All of these (well, most of these) may be well and good, but it appears that something crucial is missing from this list.

What if the problem of page-load speed is more simply solved?

The observer effect

For its part, Unbounce does include in a list of brief, bulletpointed tips on page-speed optimization: “Remove unnecessary plugins, add-ons, and scripts. Think hard about what you need to include.”

But that’s all it says on that point. Almost the entire rest of the report is dedicated to preaching the gospel of the Church of AMPs.

So let’s revisit the topic of those “unnecessary” third-party widgets.

Somewhere between 77 percent and 90 percent of websites contain at least one third-party ad tracker. 20 percent of the top 500 sites, as rated by Alexa, have been caught using at least 50 trackers at once.

Moreover, trackers are the curse that keep on cursing; some trackers offer “piggyback” access to other trackers not actually originally on the site — exponentially increasing the initial trackers’ impact on page speed (to say nothing of privacy, compliance, and other concerns).

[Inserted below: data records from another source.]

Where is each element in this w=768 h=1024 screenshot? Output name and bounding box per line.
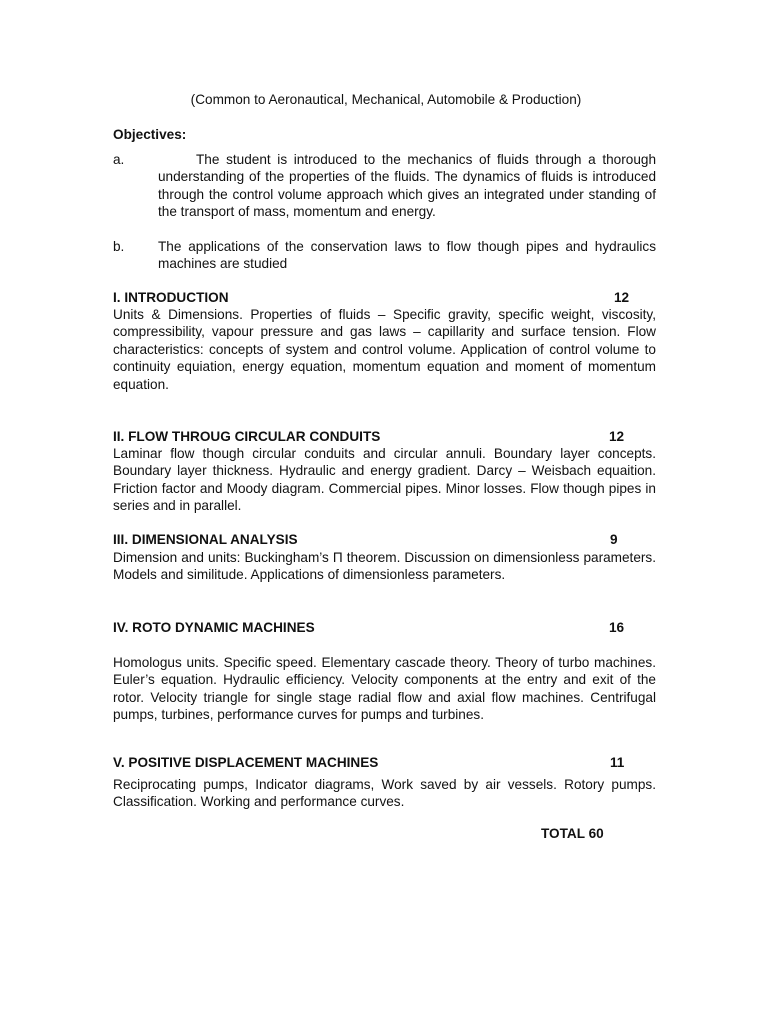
objective-marker: a.	[113, 152, 125, 167]
objective-marker: b.	[113, 239, 125, 254]
unit-hours: 11	[610, 755, 625, 770]
objective-item-a	[113, 151, 656, 221]
unit-body: Units & Dimensions. Properties of fluids – Specific gravity, specific weight, viscosity, compressibility, vapour pressure and gas laws – capillarity and surface tension. Flow characteristics: concepts of system and control volume. Application of control volume to continuity equiation, energy equation, momentum equation and moment of momentum equation.	[113, 307, 656, 392]
objectives-heading: Objectives:	[113, 127, 187, 142]
unit-body: Dimension and units: Buckingham’s Π theorem. Discussion on dimensionless parameters. Models and similitude. Applications of dimensionless parameters.	[113, 550, 656, 583]
objective-text: The student is introduced to the mechanics of fluids through a thorough understanding of the properties of the fluids. The dynamics of fluids is introduced through the control volume approach which gives an integrated under standing of the transport of mass, momentum and energy.	[158, 152, 656, 220]
unit-body: Homologus units. Specific speed. Elementary cascade theory. Theory of turbo machines. Euler’s equation. Hydraulic efficiency. Velocity components at the entry and exit of the rotor. Velocity triangle for single stage radial flow and axial flow machines. Centrifugal pumps, turbines, performance curves for pumps and turbines.	[113, 655, 656, 723]
unit-heading	[113, 619, 633, 636]
unit-heading	[113, 289, 633, 306]
unit-hours: 12	[614, 290, 630, 305]
unit-title: I. INTRODUCTION	[113, 290, 229, 305]
unit-hours: 12	[609, 429, 625, 444]
unit-hours: 9	[610, 532, 618, 547]
unit-title: IV. ROTO DYNAMIC MACHINES	[113, 620, 315, 635]
unit-heading	[113, 531, 633, 548]
unit-heading	[113, 754, 633, 771]
objective-text: The applications of the conservation laws to flow though pipes and hydraulics machines are studied	[158, 239, 656, 272]
unit-title: III. DIMENSIONAL ANALYSIS	[113, 532, 298, 547]
unit-title: II. FLOW THROUG CIRCULAR CONDUITS	[113, 429, 381, 444]
objective-item-b	[113, 238, 656, 273]
unit-body: Reciprocating pumps, Indicator diagrams, Work saved by air vessels. Rotory pumps. Classification. Working and performance curves.	[113, 777, 656, 810]
unit-body: Laminar flow though circular conduits and circular annuli. Boundary layer concepts. Boundary layer thickness. Hydraulic and energy gradient. Darcy – Weisbach equaition. Friction factor and Moody diagram. Commercial pipes. Minor losses. Flow though pipes in series and in parallel.	[113, 446, 656, 514]
total-hours: TOTAL 60	[541, 826, 604, 841]
unit-heading	[113, 428, 633, 445]
course-subtitle: (Common to Aeronautical, Mechanical, Automobile & Production)	[190, 92, 582, 107]
unit-title: V. POSITIVE DISPLACEMENT MACHINES	[113, 755, 379, 770]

How slow does slow get? Ghostery’s “Tracker Tax” study found that removing trackers from webpages improved loading speed by more than 55.44 percent on average. Or, put another way, your trackers may be doubling your page-load time — if not more. The worst page-speed offender in Ghostery’s study was cracked.com; Ghostery found it to have a page-load time of 126.5 seconds (over 2 minutes). With trackers blocked, Ghostery found that cracked.com’s load time decreased to a much shorter (albeit still quite high) 13.3 seconds.

But, some marketers might plaintively protest at this point, how will we ever learn where our leads are coming from or retarget our visitors without our third-party widgets?

Physicists have found that the mere fact of observing or recording certain phenomena changes the results. This is called the “observer effect”.

The observer effect applies in marketing, too. The very tools that observe the behaviors of your website’s visitors have the power to change those behaviors — often to the point of them leaving (and possibly never coming back). Additionally, aggregated over time, these observations are driving more sweeping and lasting behavior — the installation of ad blockers, the use of Tor and VPNs, and so on.

“[Trackers] can add to page load times, while simultaneously eating up consumers’ data,” points out Rahul Chadha. “This type of degradation of the user experience can sometimes be enough to drive audiences elsewhere.”

To wit, the more marketers try to track their audience:

  • The smaller they make that audience
  • The less reachable they make that audience, and
  • The less reliable and valuable they make their own audience data.

So be judicious. Try to keep yourself to but a very few tracking tools that, first, are the best vetted (to prevent piggybacking and cross-scripting site (XSS) attacks), and second, will provide the most essential and most actionable information. 

Otherwise, if you try to track all the data of all your visitors all at once, you may wind up with little to show for your efforts — except a website so slow that there’ll eventually be no visitors left to track.